Note that by this construction, $\tau_\ell$ will be larger than $\tau$. And as you increase $\ell$, the split of $[0,\infty)$ into the intervals $[(k-1)/2^\ell,k/2^\ell)$ will become finer and finer (i.e. the intervals will become smaller and smaller), and the value you select for $\tau_\ell$ will become closer and closer to the actual value of $\tau$. This is why $\tau_\ell \downarrow \tau$.
I add that this is a well-known discretization/approximation technique, and it is usually used to prove the monotone convergence theorem in measure-theoretic probability. You might want to look that up to understand this construction better.

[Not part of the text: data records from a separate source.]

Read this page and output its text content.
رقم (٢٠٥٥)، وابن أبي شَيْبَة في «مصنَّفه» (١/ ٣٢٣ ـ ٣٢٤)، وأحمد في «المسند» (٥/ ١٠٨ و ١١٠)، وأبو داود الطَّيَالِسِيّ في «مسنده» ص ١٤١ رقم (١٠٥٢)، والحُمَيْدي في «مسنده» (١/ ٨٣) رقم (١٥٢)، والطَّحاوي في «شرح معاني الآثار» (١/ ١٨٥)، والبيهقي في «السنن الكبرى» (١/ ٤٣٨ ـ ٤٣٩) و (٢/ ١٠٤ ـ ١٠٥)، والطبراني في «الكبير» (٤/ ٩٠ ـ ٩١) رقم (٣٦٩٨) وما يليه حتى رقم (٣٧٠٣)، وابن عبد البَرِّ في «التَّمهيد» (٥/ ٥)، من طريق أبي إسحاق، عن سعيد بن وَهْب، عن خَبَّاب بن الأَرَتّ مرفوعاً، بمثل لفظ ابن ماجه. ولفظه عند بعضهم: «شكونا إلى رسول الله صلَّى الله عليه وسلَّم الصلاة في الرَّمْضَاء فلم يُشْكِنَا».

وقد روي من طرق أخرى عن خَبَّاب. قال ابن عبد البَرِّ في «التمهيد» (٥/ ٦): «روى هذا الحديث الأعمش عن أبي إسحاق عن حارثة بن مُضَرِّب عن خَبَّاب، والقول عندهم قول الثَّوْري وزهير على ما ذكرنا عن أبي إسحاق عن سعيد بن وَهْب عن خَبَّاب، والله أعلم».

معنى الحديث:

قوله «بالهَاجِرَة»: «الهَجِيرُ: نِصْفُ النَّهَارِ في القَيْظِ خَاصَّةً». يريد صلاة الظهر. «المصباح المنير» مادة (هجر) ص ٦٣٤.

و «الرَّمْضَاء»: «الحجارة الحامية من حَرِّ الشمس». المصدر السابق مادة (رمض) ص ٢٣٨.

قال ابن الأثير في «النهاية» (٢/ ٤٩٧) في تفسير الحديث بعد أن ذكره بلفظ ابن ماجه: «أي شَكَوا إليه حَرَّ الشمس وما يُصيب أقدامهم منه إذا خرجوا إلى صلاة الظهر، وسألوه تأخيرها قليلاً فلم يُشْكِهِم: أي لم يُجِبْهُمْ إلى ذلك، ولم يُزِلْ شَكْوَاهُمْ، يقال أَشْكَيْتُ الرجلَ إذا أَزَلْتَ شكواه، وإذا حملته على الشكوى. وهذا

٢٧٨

The reason it is sufficient to show that $\{\tau_\ell=q\} \in {\cal F}_q$ is that $\tau_\ell$ takes only countably many values (it can only be $k/2^\ell$ for some $k \in \mathbb{N}$), so $\{\tau_\ell \leq q\} = \cup_{x \leq q} \{\tau_\ell=x\}$ is a countable union of sets from ${\cal F}_q$, which is in ${\cal F}_q$.
For the claim ${\cal F}_{\tau+} \subset {\cal F}_{\tau_\ell}$, do you know the defition of ${\cal F}_{\tau_\ell}$?